Posted by: Menzie Chinn at January 27, 2009 09:28 PM
I think, for example, that the loose fiscal and monetary policies of Greenspan and Bush (the tax cuts), by forestalling unemployment, helped allow Asian currency mercantilism to go unopposed, which led to a quick resurgence of the U.S. trade deficit, despite lackluster U.S. growth. The result is that much of the demand created by these policies was siphoned off into a bigger trade deficit.
I believe that is Menzie's position about tax cuts in general. He's got a number of posts with that implication (tax cuts drive trade deficits).
It seems to me the bottom line is that the Bush years have been an enourmous Macro experiment. We've had unprecedented fiscal stimulus through the tax cuts and spending. The tax cuts we've had have been both supply side and demand side (the rebates).
Now, we've got a crisis. And the solution to the crisis is... demand side tax cuts and unprecedented spending?
If they didn't work before, why are they going to work now?

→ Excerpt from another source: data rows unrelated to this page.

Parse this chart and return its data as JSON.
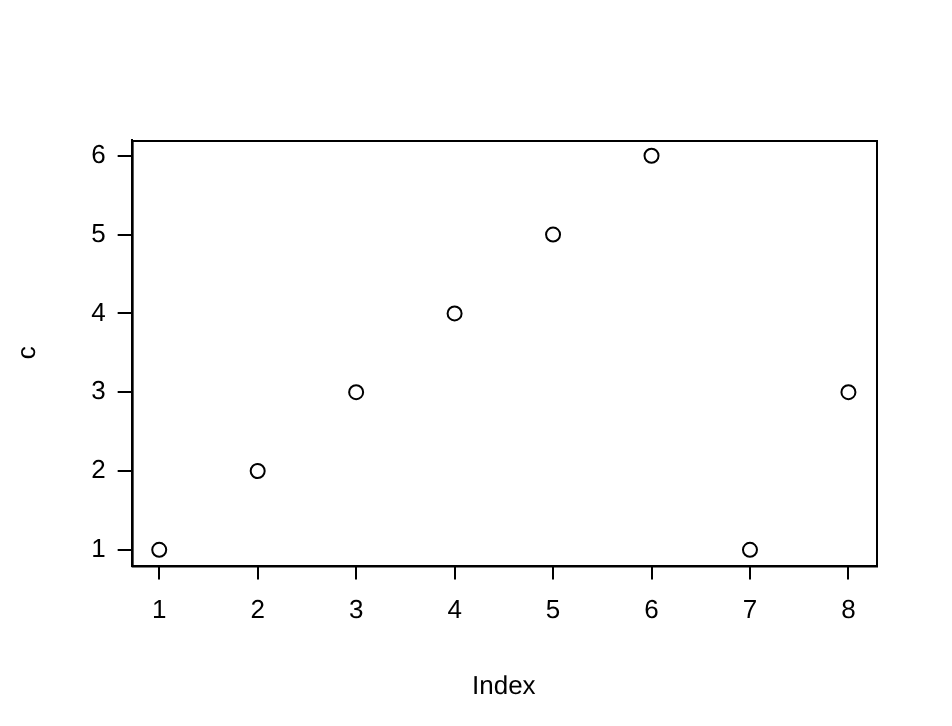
{
  "chart_data": {
    "type": "scatter",
    "xlabel": "Index",
    "ylabel": "c",
    "x": [
      1,
      2,
      3,
      4,
      5,
      6,
      7,
      8
    ],
    "values": [
      1,
      2,
      3,
      4,
      5,
      6,
      1,
      3
    ],
    "color": "#000000",
    "marker": "circle",
    "grid": false,
    "legend": false,
    "xlim": [
      0.72,
      8.28
    ],
    "ylim": [
      0.8,
      6.2
    ],
    "xticks": [
      1,
      2,
      3,
      4,
      5,
      6,
      7,
      8
    ],
    "yticks": [
      1,
      2,
      3,
      4,
      5,
      6
    ]
  }
}
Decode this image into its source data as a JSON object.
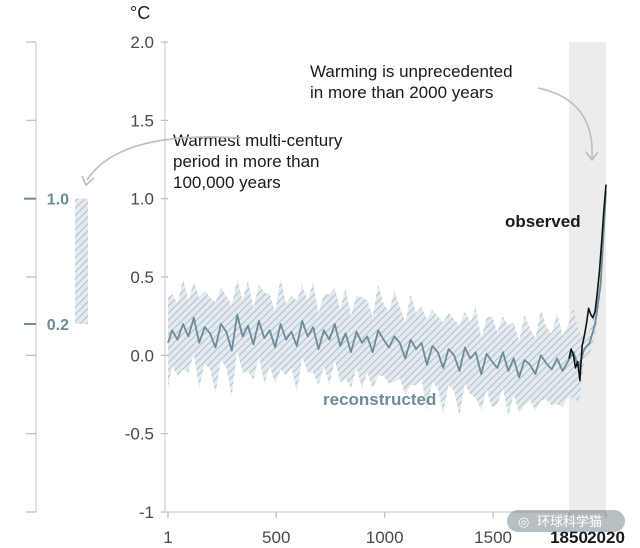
{
  "chart_data": {
    "type": "line",
    "unit": "°C",
    "ylim": [
      -1,
      2
    ],
    "yticks": [
      "2.0",
      "1.5",
      "1.0",
      "0.5",
      "0.0",
      "-0.5",
      "-1"
    ],
    "ytick_values": [
      2.0,
      1.5,
      1.0,
      0.5,
      0.0,
      -0.5,
      -1.0
    ],
    "xticks": [
      "1",
      "500",
      "1000",
      "1500",
      "1850",
      "2020"
    ],
    "xtick_values": [
      1,
      500,
      1000,
      1500,
      1850,
      2020
    ],
    "shaded_period": [
      1850,
      2020
    ],
    "left_range": {
      "high_label": "1.0",
      "low_label": "0.2",
      "high": 1.0,
      "low": 0.2
    },
    "annotations": {
      "warmest": [
        "Warmest multi-century",
        "period in more than",
        "100,000 years"
      ],
      "unprecedented": [
        "Warming is unprecedented",
        "in more than 2000 years"
      ]
    },
    "series": [
      {
        "name": "reconstructed",
        "label": "reconstructed",
        "color": "#6f8a99",
        "x": [
          1,
          20,
          45,
          70,
          95,
          120,
          145,
          170,
          195,
          220,
          245,
          270,
          295,
          320,
          345,
          370,
          395,
          420,
          445,
          470,
          495,
          520,
          545,
          570,
          595,
          620,
          645,
          670,
          695,
          720,
          745,
          770,
          795,
          820,
          845,
          870,
          895,
          920,
          945,
          970,
          995,
          1020,
          1045,
          1070,
          1095,
          1120,
          1145,
          1170,
          1195,
          1220,
          1245,
          1270,
          1295,
          1320,
          1345,
          1370,
          1395,
          1420,
          1445,
          1470,
          1495,
          1520,
          1545,
          1570,
          1595,
          1620,
          1645,
          1670,
          1695,
          1720,
          1745,
          1770,
          1795,
          1820,
          1845,
          1870,
          1895,
          1920,
          1945,
          1970,
          1995,
          2020
        ],
        "values": [
          0.08,
          0.16,
          0.1,
          0.2,
          0.12,
          0.24,
          0.08,
          0.18,
          0.14,
          0.05,
          0.2,
          0.15,
          0.03,
          0.26,
          0.12,
          0.19,
          0.07,
          0.22,
          0.11,
          0.16,
          0.05,
          0.2,
          0.1,
          0.15,
          0.06,
          0.22,
          0.12,
          0.18,
          0.04,
          0.16,
          0.1,
          0.2,
          0.06,
          0.14,
          0.02,
          0.15,
          0.08,
          0.12,
          0.02,
          0.16,
          0.1,
          0.05,
          0.12,
          0.08,
          -0.02,
          0.1,
          0.04,
          0.08,
          -0.06,
          0.06,
          0.02,
          -0.08,
          0.04,
          0.0,
          -0.1,
          0.05,
          -0.02,
          0.02,
          -0.12,
          0.01,
          -0.04,
          -0.08,
          0.02,
          -0.1,
          -0.02,
          -0.14,
          -0.03,
          -0.06,
          -0.12,
          0.0,
          -0.05,
          -0.09,
          -0.02,
          -0.1,
          -0.04,
          0.02,
          -0.08,
          0.04,
          0.08,
          0.2,
          0.45,
          1.05
        ]
      },
      {
        "name": "observed",
        "label": "observed",
        "color": "#111111",
        "x": [
          1850,
          1860,
          1870,
          1880,
          1890,
          1900,
          1910,
          1920,
          1930,
          1940,
          1950,
          1960,
          1970,
          1980,
          1990,
          2000,
          2010,
          2020
        ],
        "values": [
          -0.02,
          0.04,
          0.0,
          -0.08,
          -0.04,
          -0.16,
          0.06,
          0.12,
          0.2,
          0.3,
          0.26,
          0.24,
          0.28,
          0.4,
          0.54,
          0.72,
          0.92,
          1.09
        ]
      }
    ]
  },
  "watermark": "环球科学猫"
}
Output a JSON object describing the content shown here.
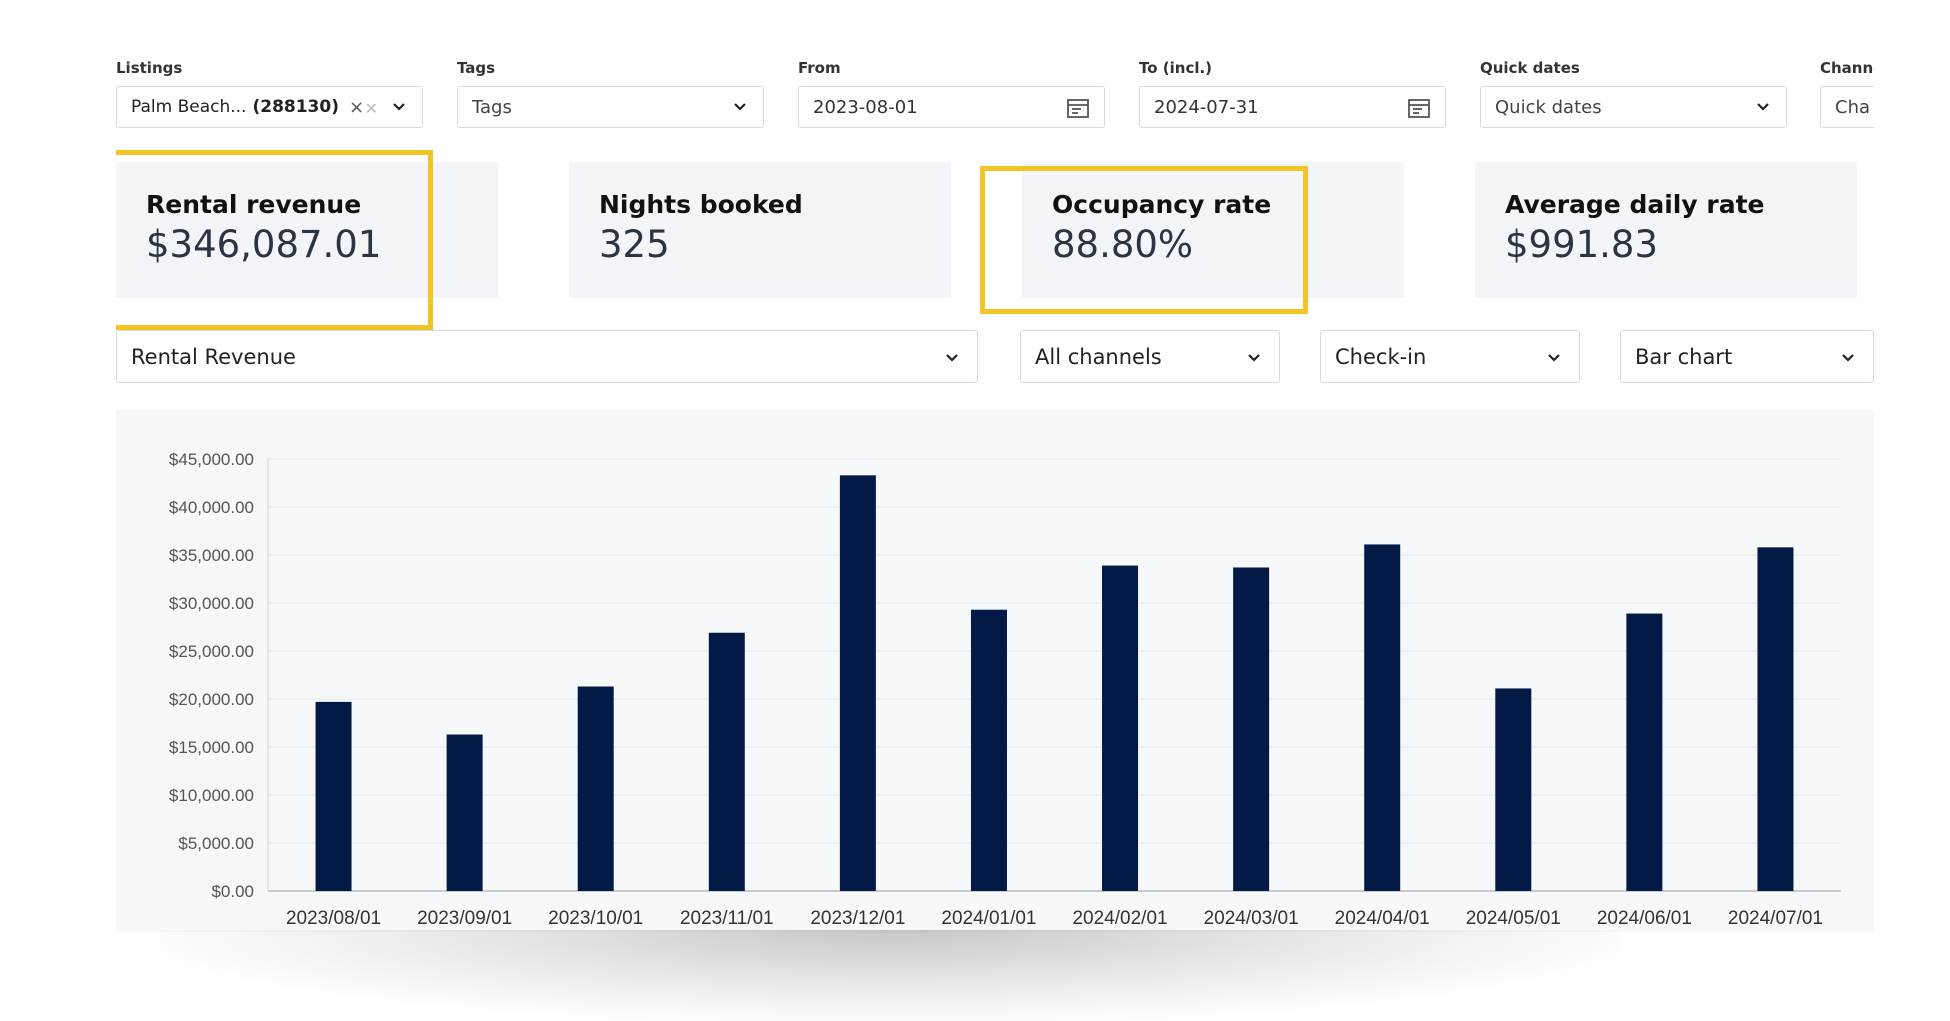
{
  "filters": {
    "listings": {
      "label": "Listings",
      "chip_name": "Palm Beach...",
      "chip_id": "(288130)"
    },
    "tags": {
      "label": "Tags",
      "placeholder": "Tags"
    },
    "from": {
      "label": "From",
      "value": "2023-08-01"
    },
    "to": {
      "label": "To (incl.)",
      "value": "2024-07-31"
    },
    "quick_dates": {
      "label": "Quick dates",
      "placeholder": "Quick dates"
    },
    "channel": {
      "label": "Channe",
      "placeholder": "Cha"
    }
  },
  "metrics": [
    {
      "title": "Rental revenue",
      "value": "$346,087.01",
      "highlighted": true
    },
    {
      "title": "Nights booked",
      "value": "325",
      "highlighted": false
    },
    {
      "title": "Occupancy rate",
      "value": "88.80%",
      "highlighted": true
    },
    {
      "title": "Average daily rate",
      "value": "$991.83",
      "highlighted": false
    }
  ],
  "selectors": {
    "metric": "Rental Revenue",
    "channels": "All channels",
    "date_basis": "Check-in",
    "chart_type": "Bar chart"
  },
  "colors": {
    "bar": "#031a47",
    "highlight": "#f2c526",
    "card_bg": "#f3f5f8"
  },
  "icons": [
    "close-icon",
    "chevron-down-icon",
    "calendar-icon"
  ],
  "chart_data": {
    "type": "bar",
    "categories": [
      "2023/08/01",
      "2023/09/01",
      "2023/10/01",
      "2023/11/01",
      "2023/12/01",
      "2024/01/01",
      "2024/02/01",
      "2024/03/01",
      "2024/04/01",
      "2024/05/01",
      "2024/06/01",
      "2024/07/01"
    ],
    "values": [
      19700,
      16300,
      21300,
      26900,
      43300,
      29300,
      33900,
      33700,
      36100,
      21100,
      28900,
      35800
    ],
    "y_ticks": [
      "$0.00",
      "$5,000.00",
      "$10,000.00",
      "$15,000.00",
      "$20,000.00",
      "$25,000.00",
      "$30,000.00",
      "$35,000.00",
      "$40,000.00",
      "$45,000.00"
    ],
    "ylim": [
      0,
      45000
    ],
    "grid": true,
    "title": "",
    "xlabel": "",
    "ylabel": ""
  }
}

You know, at least Bob Rubin tried something different in the '90s. Raise taxes, get our fiscal house in order, and cater to the whims of the bond market. I think that there's a lot of revisionism on Rubin's part about how all that went down (i.e. Newt made him do it) but at least it was a coherant story and perhaps something new.
And maybe it even worked.
So... who's ready for some austerity?
Remember Jeffery Sachs and his "Shock Therapy" for the fomerly communist countries? We need shock therapy.
Posted by: Buzzcut at January 28, 2009 09:50 AM
"It seems to me the bottom line is that the Bush years have been an enourmous Macro experiment. We've had unprecedented fiscal stimulus through the tax cuts and spending. The tax cuts we've had have been both supply side and demand side (the rebates).
Now, we've got a crisis. And the solution to the crisis is... demand side tax cuts and unprecedented spending?"
I think it's important to consider that spending $1 on military consumption is unlikely to have the same effect that spending $1 on infrastructure or other investment does. G is composed of both investment and consumption, and one might expect a shift in proportion between components might be important.